Now, imagine that your child has the inability to focus for long periods of time combined with autism which often affects auditory processing.  Most adolescents have control over what they take in and can think of ways to pay attention in school if they are motivated to do so.  On the other hand, the autistic child, my son, for example, only hears one or two words from each sentence.  Greg has a double whammy; he is not wired to pay attention for extended periods of time, and he does not process language normally.  

Early on, Jay and I were told to simplify our messages to Greg by simplifying commands to two or three words.  "Come!"  "No singing.". "Eat slower."  We also discovered that writing or scripting our words helped Greg understand the world around him and cope with the many frustrations he found in his autistic condition. To fully appreciate how he hears, I try to figure out which words are the most important in each sentence I hear.  The futility of this lies in the importance of all words in a sentence: nouns, adjectives, verbs, prepositional phrases...they are ALL essential!  Greg's world is a mess.  In the simple question, "How old are you," he only hears, "How are you?"  He always answers, "Fine".  I wonder if he truly understands the concept of age.  

That is what the special education teacher, the parent and the siblings must know about someone with autism.  Every minute of every day the person with autism struggles to comprehend his world.  It must be exhausting.  And frustrating beyond belief.  My husband is slowly losing his hearing.  It drives me crazy as I am sure it does to all aging couples.  Then I look at Greg and I realize that he has had to cope for 29 years with hearing deficits, and I pull from within to be patient with Jay.  Not in my nature, for sure.

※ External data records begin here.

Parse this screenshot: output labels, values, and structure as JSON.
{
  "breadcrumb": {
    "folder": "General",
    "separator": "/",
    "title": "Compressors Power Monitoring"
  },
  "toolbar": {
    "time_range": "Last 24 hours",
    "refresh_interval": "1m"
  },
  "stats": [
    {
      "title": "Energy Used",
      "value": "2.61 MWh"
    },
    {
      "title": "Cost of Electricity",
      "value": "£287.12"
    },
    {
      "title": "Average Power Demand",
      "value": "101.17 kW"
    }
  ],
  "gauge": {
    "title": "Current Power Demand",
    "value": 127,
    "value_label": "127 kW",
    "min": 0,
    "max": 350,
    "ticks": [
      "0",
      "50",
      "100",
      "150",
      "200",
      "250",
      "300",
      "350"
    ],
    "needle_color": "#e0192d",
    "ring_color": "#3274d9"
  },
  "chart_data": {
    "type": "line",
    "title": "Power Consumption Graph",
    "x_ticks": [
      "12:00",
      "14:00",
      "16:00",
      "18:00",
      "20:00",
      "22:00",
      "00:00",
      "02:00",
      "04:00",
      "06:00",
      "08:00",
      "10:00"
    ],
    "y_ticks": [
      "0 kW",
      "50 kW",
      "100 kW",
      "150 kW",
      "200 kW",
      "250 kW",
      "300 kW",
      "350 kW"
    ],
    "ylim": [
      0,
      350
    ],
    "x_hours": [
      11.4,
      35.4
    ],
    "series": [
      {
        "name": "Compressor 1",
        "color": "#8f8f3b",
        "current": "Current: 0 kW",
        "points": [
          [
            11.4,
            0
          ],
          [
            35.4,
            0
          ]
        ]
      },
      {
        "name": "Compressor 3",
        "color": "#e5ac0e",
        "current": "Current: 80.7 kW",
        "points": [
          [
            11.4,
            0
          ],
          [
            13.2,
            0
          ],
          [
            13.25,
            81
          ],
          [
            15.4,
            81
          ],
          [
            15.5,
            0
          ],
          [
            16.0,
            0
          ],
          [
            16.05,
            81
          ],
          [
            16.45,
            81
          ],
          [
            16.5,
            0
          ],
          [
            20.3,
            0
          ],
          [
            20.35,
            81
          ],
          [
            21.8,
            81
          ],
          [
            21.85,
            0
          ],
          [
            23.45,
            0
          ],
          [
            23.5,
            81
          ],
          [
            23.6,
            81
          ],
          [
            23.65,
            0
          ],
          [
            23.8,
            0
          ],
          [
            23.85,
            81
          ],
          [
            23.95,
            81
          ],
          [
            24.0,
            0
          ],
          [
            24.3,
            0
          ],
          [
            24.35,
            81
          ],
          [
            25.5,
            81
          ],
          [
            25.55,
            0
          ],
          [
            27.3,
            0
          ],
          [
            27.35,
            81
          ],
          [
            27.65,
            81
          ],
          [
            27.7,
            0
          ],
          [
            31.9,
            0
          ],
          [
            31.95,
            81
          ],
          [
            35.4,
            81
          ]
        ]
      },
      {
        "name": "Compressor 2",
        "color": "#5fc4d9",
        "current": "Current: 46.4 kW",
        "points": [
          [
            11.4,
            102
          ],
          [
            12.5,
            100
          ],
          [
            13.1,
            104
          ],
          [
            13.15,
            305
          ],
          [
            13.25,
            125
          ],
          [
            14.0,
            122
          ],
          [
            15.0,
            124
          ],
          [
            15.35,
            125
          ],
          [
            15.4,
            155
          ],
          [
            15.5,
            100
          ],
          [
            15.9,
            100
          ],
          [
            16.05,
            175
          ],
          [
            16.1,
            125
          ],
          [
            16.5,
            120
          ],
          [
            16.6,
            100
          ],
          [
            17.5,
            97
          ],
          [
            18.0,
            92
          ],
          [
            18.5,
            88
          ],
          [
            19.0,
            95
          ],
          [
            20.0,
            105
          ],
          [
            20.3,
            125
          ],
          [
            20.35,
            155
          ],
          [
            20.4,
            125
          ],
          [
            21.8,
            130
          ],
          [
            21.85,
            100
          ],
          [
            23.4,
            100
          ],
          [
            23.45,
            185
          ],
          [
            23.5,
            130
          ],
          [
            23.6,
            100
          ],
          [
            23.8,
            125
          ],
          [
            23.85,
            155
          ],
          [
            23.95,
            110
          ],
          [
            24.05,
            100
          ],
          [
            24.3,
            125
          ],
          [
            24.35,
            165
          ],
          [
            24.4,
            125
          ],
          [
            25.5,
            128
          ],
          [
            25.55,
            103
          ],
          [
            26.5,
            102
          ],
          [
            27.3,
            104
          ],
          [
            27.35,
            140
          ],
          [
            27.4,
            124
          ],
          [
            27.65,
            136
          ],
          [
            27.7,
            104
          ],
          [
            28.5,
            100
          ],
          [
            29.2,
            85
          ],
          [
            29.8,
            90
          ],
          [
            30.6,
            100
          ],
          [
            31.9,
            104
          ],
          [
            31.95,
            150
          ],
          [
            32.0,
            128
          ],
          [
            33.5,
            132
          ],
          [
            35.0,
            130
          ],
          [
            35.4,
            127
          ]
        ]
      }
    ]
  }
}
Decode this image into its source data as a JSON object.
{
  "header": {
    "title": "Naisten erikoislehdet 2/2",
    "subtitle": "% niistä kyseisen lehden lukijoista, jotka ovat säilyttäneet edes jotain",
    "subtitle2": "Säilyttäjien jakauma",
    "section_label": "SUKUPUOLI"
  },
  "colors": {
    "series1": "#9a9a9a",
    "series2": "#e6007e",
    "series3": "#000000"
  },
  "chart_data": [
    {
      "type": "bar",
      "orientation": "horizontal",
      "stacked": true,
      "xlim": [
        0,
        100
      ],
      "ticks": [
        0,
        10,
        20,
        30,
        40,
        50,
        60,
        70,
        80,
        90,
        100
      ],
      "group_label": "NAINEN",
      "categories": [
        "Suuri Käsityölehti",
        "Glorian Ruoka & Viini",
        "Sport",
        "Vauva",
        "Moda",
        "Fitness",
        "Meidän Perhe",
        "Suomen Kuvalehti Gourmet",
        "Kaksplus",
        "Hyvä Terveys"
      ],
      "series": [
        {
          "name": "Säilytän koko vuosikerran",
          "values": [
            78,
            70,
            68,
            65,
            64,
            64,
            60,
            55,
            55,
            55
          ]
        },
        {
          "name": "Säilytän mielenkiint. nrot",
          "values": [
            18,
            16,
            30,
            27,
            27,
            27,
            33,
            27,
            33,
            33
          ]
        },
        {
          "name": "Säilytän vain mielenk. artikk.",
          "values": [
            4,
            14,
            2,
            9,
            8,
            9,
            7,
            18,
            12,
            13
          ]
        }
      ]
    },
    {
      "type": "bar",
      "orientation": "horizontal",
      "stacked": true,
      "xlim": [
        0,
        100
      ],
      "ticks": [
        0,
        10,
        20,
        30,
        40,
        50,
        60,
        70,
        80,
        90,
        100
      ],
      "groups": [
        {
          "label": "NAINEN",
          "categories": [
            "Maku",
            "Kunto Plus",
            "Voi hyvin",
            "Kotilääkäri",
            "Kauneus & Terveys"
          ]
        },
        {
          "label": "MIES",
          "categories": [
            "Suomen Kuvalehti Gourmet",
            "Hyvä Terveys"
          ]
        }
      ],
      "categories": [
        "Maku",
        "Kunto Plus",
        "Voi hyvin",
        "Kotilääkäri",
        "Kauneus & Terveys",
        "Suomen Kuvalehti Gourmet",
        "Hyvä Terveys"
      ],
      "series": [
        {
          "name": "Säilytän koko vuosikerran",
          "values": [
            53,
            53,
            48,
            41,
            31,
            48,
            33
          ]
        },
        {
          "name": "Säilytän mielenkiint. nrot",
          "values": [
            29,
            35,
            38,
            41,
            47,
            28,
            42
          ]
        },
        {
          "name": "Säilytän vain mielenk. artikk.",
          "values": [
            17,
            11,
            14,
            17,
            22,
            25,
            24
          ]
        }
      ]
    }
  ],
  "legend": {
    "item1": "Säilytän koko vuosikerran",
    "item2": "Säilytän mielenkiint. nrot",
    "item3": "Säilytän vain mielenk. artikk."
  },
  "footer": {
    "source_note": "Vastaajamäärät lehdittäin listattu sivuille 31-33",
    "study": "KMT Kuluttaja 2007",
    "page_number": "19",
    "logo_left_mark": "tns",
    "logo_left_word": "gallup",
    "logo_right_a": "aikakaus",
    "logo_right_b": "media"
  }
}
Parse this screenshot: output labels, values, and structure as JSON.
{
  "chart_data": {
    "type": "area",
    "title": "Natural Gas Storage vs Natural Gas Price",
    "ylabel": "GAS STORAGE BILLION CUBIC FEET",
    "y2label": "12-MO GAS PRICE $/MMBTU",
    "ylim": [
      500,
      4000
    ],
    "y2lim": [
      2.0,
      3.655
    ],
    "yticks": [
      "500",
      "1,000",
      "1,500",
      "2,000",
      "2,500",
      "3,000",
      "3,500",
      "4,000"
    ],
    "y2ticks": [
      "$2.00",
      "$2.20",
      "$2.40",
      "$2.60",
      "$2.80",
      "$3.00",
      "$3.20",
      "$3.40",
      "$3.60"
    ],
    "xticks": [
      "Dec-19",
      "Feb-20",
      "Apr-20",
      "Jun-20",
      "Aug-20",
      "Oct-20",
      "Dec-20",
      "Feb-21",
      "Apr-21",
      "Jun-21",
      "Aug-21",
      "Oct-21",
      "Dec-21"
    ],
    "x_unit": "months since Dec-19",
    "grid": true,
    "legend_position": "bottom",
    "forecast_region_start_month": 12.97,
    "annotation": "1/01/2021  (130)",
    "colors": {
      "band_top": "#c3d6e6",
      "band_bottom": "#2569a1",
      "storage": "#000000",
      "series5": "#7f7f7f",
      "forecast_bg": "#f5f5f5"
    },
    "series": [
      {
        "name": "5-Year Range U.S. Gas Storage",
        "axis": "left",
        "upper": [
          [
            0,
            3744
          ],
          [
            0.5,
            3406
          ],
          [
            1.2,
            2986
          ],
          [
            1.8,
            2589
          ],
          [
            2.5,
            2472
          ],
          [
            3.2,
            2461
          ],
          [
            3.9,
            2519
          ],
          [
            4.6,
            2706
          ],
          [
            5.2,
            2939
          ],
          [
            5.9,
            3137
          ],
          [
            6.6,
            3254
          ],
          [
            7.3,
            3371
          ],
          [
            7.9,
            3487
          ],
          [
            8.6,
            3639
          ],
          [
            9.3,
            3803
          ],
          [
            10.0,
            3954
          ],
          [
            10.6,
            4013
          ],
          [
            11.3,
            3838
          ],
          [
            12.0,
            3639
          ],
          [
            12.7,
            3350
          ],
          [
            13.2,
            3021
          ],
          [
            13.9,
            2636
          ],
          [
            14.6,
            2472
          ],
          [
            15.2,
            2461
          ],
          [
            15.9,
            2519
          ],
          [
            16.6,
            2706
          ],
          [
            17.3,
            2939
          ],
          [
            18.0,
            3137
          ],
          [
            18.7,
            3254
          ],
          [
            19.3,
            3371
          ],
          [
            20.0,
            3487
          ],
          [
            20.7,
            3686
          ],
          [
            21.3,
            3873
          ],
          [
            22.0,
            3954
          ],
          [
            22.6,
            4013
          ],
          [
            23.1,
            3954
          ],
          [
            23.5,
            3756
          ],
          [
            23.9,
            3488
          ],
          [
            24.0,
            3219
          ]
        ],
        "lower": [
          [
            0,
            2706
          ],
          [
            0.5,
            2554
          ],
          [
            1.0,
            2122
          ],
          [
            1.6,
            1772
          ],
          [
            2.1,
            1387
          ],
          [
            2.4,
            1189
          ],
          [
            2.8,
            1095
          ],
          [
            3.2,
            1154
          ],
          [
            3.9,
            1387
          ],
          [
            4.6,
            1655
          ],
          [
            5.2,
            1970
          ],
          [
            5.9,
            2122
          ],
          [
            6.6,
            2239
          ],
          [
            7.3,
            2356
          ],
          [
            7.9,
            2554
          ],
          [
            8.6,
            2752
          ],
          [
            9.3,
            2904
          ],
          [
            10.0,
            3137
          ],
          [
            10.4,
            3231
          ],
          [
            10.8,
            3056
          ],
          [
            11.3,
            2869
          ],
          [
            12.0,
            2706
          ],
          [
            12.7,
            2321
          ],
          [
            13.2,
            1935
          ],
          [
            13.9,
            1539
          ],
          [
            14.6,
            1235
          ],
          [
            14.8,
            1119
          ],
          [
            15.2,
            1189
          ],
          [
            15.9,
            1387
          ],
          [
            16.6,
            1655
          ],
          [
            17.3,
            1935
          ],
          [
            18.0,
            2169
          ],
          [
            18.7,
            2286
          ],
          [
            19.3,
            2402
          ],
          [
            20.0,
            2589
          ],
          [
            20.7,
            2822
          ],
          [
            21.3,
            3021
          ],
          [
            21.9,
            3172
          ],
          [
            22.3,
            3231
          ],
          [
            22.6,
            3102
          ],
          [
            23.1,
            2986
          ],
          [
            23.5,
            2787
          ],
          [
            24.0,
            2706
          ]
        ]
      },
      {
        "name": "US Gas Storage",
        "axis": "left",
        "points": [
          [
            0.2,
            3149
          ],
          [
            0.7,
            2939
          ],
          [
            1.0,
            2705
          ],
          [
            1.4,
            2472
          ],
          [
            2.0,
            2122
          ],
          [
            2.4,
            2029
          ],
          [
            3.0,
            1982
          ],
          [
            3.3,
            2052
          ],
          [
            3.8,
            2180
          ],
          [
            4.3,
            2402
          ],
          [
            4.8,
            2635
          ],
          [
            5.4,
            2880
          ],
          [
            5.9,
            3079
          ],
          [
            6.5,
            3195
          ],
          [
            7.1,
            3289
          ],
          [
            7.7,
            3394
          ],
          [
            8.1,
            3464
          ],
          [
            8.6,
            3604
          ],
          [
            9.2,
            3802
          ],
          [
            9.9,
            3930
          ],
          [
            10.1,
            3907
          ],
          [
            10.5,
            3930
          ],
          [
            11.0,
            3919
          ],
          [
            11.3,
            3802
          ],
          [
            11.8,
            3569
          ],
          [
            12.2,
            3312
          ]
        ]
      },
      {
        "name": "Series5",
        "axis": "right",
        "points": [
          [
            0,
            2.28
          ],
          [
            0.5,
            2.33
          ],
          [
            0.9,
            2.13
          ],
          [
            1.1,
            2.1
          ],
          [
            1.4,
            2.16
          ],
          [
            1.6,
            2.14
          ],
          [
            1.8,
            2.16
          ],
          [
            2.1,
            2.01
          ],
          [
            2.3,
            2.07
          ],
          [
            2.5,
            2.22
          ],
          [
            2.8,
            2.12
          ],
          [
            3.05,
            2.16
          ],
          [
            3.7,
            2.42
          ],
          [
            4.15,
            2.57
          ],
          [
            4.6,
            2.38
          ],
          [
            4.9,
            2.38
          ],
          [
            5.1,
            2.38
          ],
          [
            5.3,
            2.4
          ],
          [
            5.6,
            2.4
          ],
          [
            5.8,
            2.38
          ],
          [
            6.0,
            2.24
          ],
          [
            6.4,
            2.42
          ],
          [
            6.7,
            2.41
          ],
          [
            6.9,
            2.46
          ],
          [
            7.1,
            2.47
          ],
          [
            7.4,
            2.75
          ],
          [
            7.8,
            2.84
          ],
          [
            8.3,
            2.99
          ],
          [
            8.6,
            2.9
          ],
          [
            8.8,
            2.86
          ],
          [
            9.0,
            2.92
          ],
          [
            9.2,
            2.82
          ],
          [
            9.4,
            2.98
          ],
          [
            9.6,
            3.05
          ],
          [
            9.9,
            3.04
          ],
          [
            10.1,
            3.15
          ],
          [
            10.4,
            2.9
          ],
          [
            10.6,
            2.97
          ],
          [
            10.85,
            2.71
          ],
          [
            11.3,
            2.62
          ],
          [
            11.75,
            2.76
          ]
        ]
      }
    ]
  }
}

Like a teacher must find a variety of ways to communicate with distracted 8th graders, so must anyone who works with an autistic child find ways to communicate.  It is of paramount importance in life.  If the picture exchange method doesn't work as it did not work with Greg, go to an APP on your I Pad.  Sadly, the I Pad had not been invented when Greg grew up.  Another option might be to teach your child how to sign.  Sign Language 101 might be enough.  Give your child extensive instruction in "Yes" and "No".  Write these two words down, and if your child can read, work with him until he can point to the affirmative or negative.  Your lives will improve exponentially.  

Behavior modification worked for us.  Yes, we ruined Greg's teeth with gummy bear treats, but we achieved milestones with the reward system of instruction.  Get into your child's space.  Sit directly in front with rewards in one hand and simple objects in another.  Name the objects or simple commands over and over again.  If your child is nonverbal, he might have receptive abilities that will enable him to work, enjoy a variety of activities in which some kind of verbal instruction is involved and be safe. Appreciate your child for his visual ability and how special it must be for your child to learn any skills at all when the auditory sense is compromised.

When you take your child to Adventure Sport, you will witness that moment when, before the start of each and every ride, the worker says, "Raise your hand if you have any trouble with your go-kart."  Lo and behold, you look at your child and he has raised his hand. He never heard or comprehended the other words.  Every time you go, every ride he takes and every time he hears the words, "Raise your hand,"  Greg raises his hand.

We laugh.  What joy we've been able to find in autism.  And it hasn't been easy to get to these words.  

 Raise your hand! 

Raise your hand! 


The workers of Adventure Sport know Greg well or every time he raises his hand, they would run to help him!